Qu’est-ce que le brain-on-a-chip, le microchip qui simule le cerveau humain
Le brain-on-a-chip (BoC) est une technologie avancée qui combine l’ingénierie des tissus et le contrôle de la mécanique des fluides (microfluidique) pour imiter les fonctions et conditions cérébrales en laboratoire. Plus spécifiquement dans le développement promu par les chercheurs de l’INL, ce type de microchip simule la structure et la fonction du tissu cérébral et de la barrière hémato-encéphalique, en utilisant une approche combinant chimie, ingénierie et biologie pour créer un réseau dense de canaux de dimensions micrométriques, associé à un système complexe de biosenseurs, capable de détecter en temps réel des quantités très petites de composés déterminants.
Comme mentionné, l’objectif du nouveau brain-on-a-chip est de s’attaquer au problème de l’incapacité de la plupart des médicaments à traverser la barrière hémato-encéphalique, ce qui représente une limitation importante dans le traitement des maladies neurologiques et neurodégénératives comme l’Alzheimer. “Aujourd’hui, seuls quatre médicaments pour l’Alzheimer sont disponibles sur le marché, et aucun d’entre eux ne guérit réellement la maladie, car ils agissent uniquement sur les symptômes”, explique la docteure Raquel Rodrigues de l’INF qui, avec ses collègues chercheurs, a développé le nouveau microchip.
Pour recréer la membrane de la barrière hémato-encéphalique, l’équipe a utilisé un matériau bio-organique innovant basé sur la matrice extracellulaire native du cerveau. “C’est ce qui distingue notre travail – poursuit Rodrigues -. Nous utilisons une bio-membrane qui ressemble davantage à la barrière dans notre cerveau, tandis que d’autres dispositifs utilisent des barrières physiques, réalisées avec des composants polymériques. Mais nous, de notre point de vue, pensons que les membranes biologiques sont supérieures.”

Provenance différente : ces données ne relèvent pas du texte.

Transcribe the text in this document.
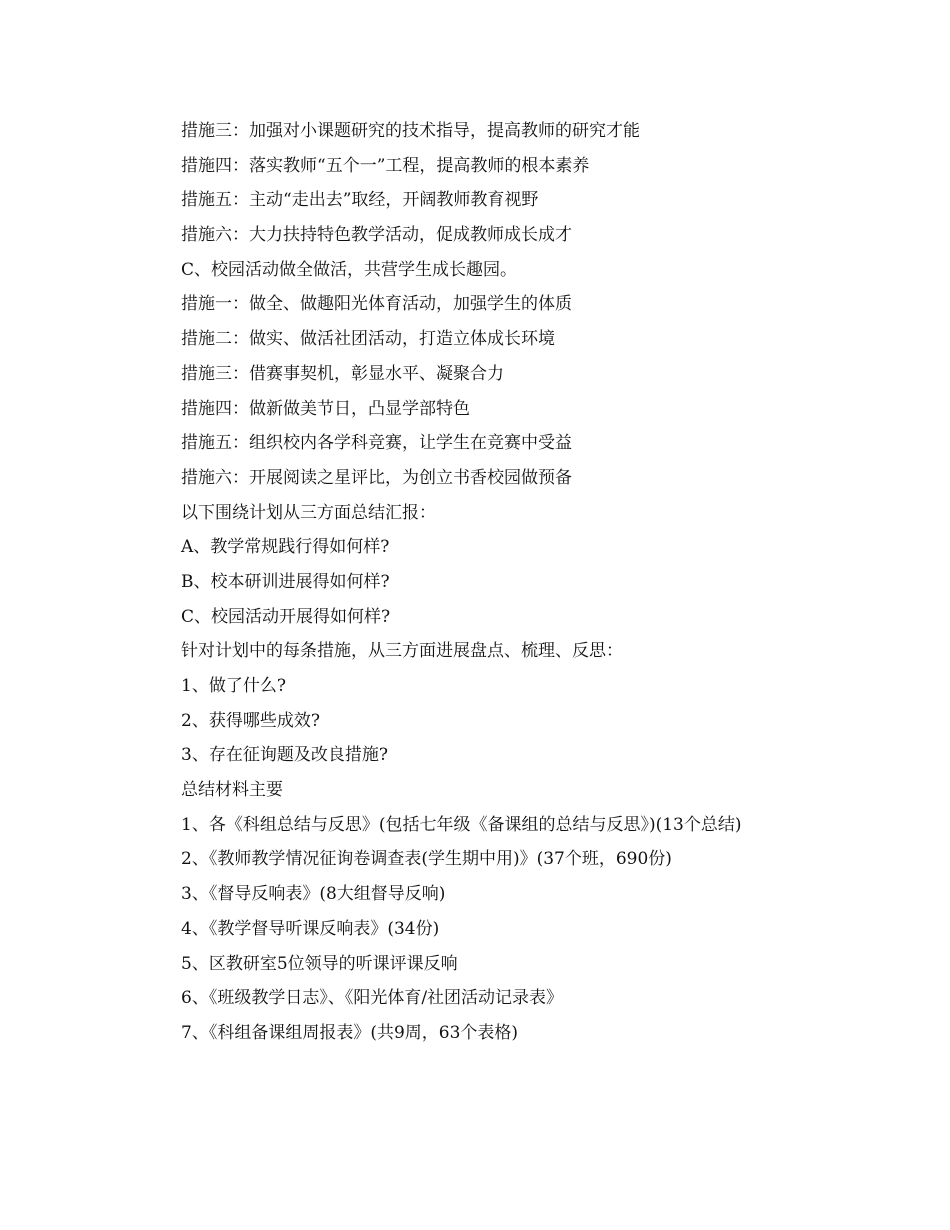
措施三：加强对小课题研究的技术指导，提高教师的研究才能
措施四：落实教师“五个一”工程，提高教师的根本素养
措施五：主动“走出去”取经，开阔教师教育视野
措施六：大力扶持特色教学活动，促成教师成长成才
C、校园活动做全做活，共营学生成长趣园。
措施一：做全、做趣阳光体育活动，加强学生的体质
措施二：做实、做活社团活动，打造立体成长环境
措施三：借赛事契机，彰显水平、凝聚合力
措施四：做新做美节日，凸显学部特色
措施五：组织校内各学科竞赛，让学生在竞赛中受益
措施六：开展阅读之星评比，为创立书香校园做预备
以下围绕计划从三方面总结汇报：
A、教学常规践行得如何样?
B、校本研训进展得如何样?
C、校园活动开展得如何样?
针对计划中的每条措施，从三方面进展盘点、梳理、反思：
1、做了什么?
2、获得哪些成效?
3、存在征询题及改良措施?
总结材料主要
1、各《科组总结与反思》(包括七年级《备课组的总结与反思》)(13个总结)
2、《教师教学情况征询卷调查表(学生期中用)》(37个班，690份)
3、《督导反响表》(8大组督导反响)
4、《教学督导听课反响表》(34份)
5、区教研室5位领导的听课评课反响
6、《班级教学日志》、《阳光体育/社团活动记录表》
7、《科组备课组周报表》(共9周，63个表格)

Comment le brain-on-a-chip peut accélérer la guérison de l’Alzheimer
Grâce au nouveau brain-on-a-chip, les chercheurs peuvent examiner les médicaments en cours de développement, déterminant en temps réel à quel point un médicament est capable de traverser la barrière hémato-encéphalique : cela se fait en injectant directement les molécules de médicaments et/ou les nanotransporteurs de médicaments dans le chip et en surveillant leurs effets et leur capacité à franchir la membrane qui simule la barrière hémato-encéphalique.
Le potentiel de cette technologie, en tant qu’outil d’étude des principaux médicaments pour le traitement de la maladie d’Alzheimer, offre des perspectives prometteuses dans la recherche de nouveaux traitements efficaces, représentant également une alternative aux tests traditionnels sur les animaux qui, outre les inconvénients éthiques, comportent une série de limitations. “Le cerveau d’un animal est différent du cerveau humain – a précisé Rodrigues – . C’est pourquoi de nombreux médicaments en cours de développement échouent. Les tests sur les animaux ne reproduisent pas nécessairement les humains.”
En tant qu’outil d’expérimentation préclinique, le nouveau microchip sera désormais soumis à des tests rigoureux pour s’assurer qu’il peut être utilisé pour les médicaments qui seront finalement administrés aux patients, mais les chercheurs sont optimistes quant à l’impact que le nouveau microchip pourrait avoir à l’avenir. “Nous devons lutter contre l’Alzheimer, qui est l’une des maladies neurologiques les plus problématiques au monde – a ajouté Rodrigues – . Pour cela, nous devons trouver de nouveaux médicaments. Notre technologie représente un véritable pas en avant dans cette direction.